Pitch sequencing is a central topic in baseball analytics, yet previous studies have primarily focused on optimizing the final pitch within a single plate appearance, neglecting the role of preceding setup pitches and their impact on long-term season performance. To tackle these issues, this study conducted counterfactual analyses using MLB Statcast data. A Transformer-based machine-learning model was trained to predict whether a target pitch would result in an in-play outcome or swing-out.
Counterfactual pitch sequences were generated by replacing either the final pitch or the preceding setup pitch with alternative pitch types and locations while keeping surrounding contextual information fixed.

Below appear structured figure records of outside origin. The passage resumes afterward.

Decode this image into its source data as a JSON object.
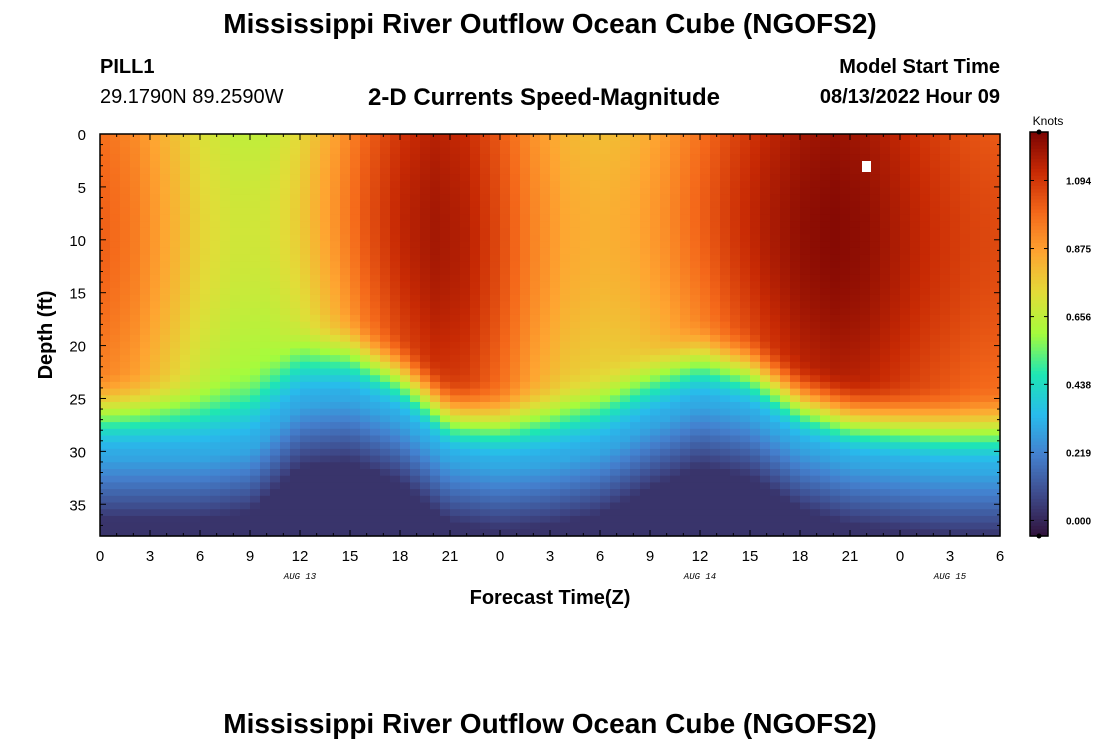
{
  "header": {
    "title": "Mississippi River Outflow Ocean Cube (NGOFS2)",
    "station_id": "PILL1",
    "station_coords": "29.1790N  89.2590W",
    "subtitle": "2-D Currents Speed-Magnitude",
    "model_start_label": "Model Start Time",
    "model_start_value": "08/13/2022 Hour 09"
  },
  "footer": {
    "repeat_title": "Mississippi River Outflow Ocean Cube (NGOFS2)"
  },
  "chart_data": {
    "type": "heatmap",
    "xlabel": "Forecast Time(Z)",
    "ylabel": "Depth (ft)",
    "x_range_hours": [
      0,
      54
    ],
    "y_range": [
      0,
      38
    ],
    "y_inverted": true,
    "x_tick_labels": [
      "0",
      "3",
      "6",
      "9",
      "12",
      "15",
      "18",
      "21",
      "0",
      "3",
      "6",
      "9",
      "12",
      "15",
      "18",
      "21",
      "0",
      "3",
      "6"
    ],
    "y_tick_labels": [
      "0",
      "5",
      "10",
      "15",
      "20",
      "25",
      "30",
      "35"
    ],
    "y_tick_values": [
      0,
      5,
      10,
      15,
      20,
      25,
      30,
      35
    ],
    "date_labels": [
      {
        "text": "AUG 13",
        "hour": 12
      },
      {
        "text": "AUG 14",
        "hour": 36
      },
      {
        "text": "AUG 15",
        "hour": 51
      }
    ],
    "colorbar": {
      "unit": "Knots",
      "tick_labels": [
        "1.094",
        "0.875",
        "0.656",
        "0.438",
        "0.219",
        "0.000"
      ],
      "tick_values": [
        1.094,
        0.875,
        0.656,
        0.438,
        0.219,
        0.0
      ],
      "range": [
        -0.05,
        1.25
      ],
      "colormap": "turbo"
    },
    "surface_speed_knots": [
      {
        "hour": 0,
        "value": 0.98
      },
      {
        "hour": 2,
        "value": 0.92
      },
      {
        "hour": 4,
        "value": 0.82
      },
      {
        "hour": 6,
        "value": 0.72
      },
      {
        "hour": 8,
        "value": 0.66
      },
      {
        "hour": 10,
        "value": 0.66
      },
      {
        "hour": 12,
        "value": 0.74
      },
      {
        "hour": 14,
        "value": 0.86
      },
      {
        "hour": 16,
        "value": 1.0
      },
      {
        "hour": 18,
        "value": 1.1
      },
      {
        "hour": 20,
        "value": 1.15
      },
      {
        "hour": 22,
        "value": 1.12
      },
      {
        "hour": 24,
        "value": 1.02
      },
      {
        "hour": 26,
        "value": 0.9
      },
      {
        "hour": 28,
        "value": 0.82
      },
      {
        "hour": 30,
        "value": 0.8
      },
      {
        "hour": 32,
        "value": 0.82
      },
      {
        "hour": 34,
        "value": 0.88
      },
      {
        "hour": 36,
        "value": 0.97
      },
      {
        "hour": 38,
        "value": 1.06
      },
      {
        "hour": 40,
        "value": 1.13
      },
      {
        "hour": 42,
        "value": 1.18
      },
      {
        "hour": 44,
        "value": 1.2
      },
      {
        "hour": 46,
        "value": 1.18
      },
      {
        "hour": 48,
        "value": 1.13
      },
      {
        "hour": 50,
        "value": 1.08
      },
      {
        "hour": 52,
        "value": 1.04
      },
      {
        "hour": 54,
        "value": 1.02
      }
    ],
    "shear_depth_ft": [
      {
        "hour": 0,
        "value": 27.5
      },
      {
        "hour": 6,
        "value": 27.5
      },
      {
        "hour": 9,
        "value": 26.8
      },
      {
        "hour": 12,
        "value": 22.5
      },
      {
        "hour": 15,
        "value": 22.0
      },
      {
        "hour": 18,
        "value": 24.0
      },
      {
        "hour": 21,
        "value": 27.8
      },
      {
        "hour": 24,
        "value": 28.5
      },
      {
        "hour": 27,
        "value": 28.0
      },
      {
        "hour": 30,
        "value": 27.0
      },
      {
        "hour": 33,
        "value": 24.5
      },
      {
        "hour": 36,
        "value": 22.5
      },
      {
        "hour": 39,
        "value": 23.5
      },
      {
        "hour": 42,
        "value": 26.5
      },
      {
        "hour": 45,
        "value": 28.0
      },
      {
        "hour": 48,
        "value": 28.5
      },
      {
        "hour": 51,
        "value": 29.0
      },
      {
        "hour": 54,
        "value": 29.0
      }
    ]
  }
}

Optimal counterfactual selections were defined as those that minimized the predicted in-play probability, and their expected effects on pitchers' seasonal statistics were estimated using regression models linking model outputs to season statistics. The results suggest that the optimization of both final and setup pitches may substantially influence season-level performance, with improvements of more than 1.0 in K/9.
The analyses also provided practical insights, including velocity-band-specific effective locations, the importance of pitch commands, and the expansion of pitch-selection options through middle-velocity pitches. These findings quantitatively support the strategic importance of pitch sequencing in baseball.
Blogger's Review: This study introduces counterfactual analysis to delve into the optimization of pitch sequences, showcasing the potential of data-driven decision-making in sports, particularly in enhancing pitcher performance. Effective pitching strategies not only improve statistical outputs but can also have a profound impact on game outcomes, warranting attention from coaches and analysts alike.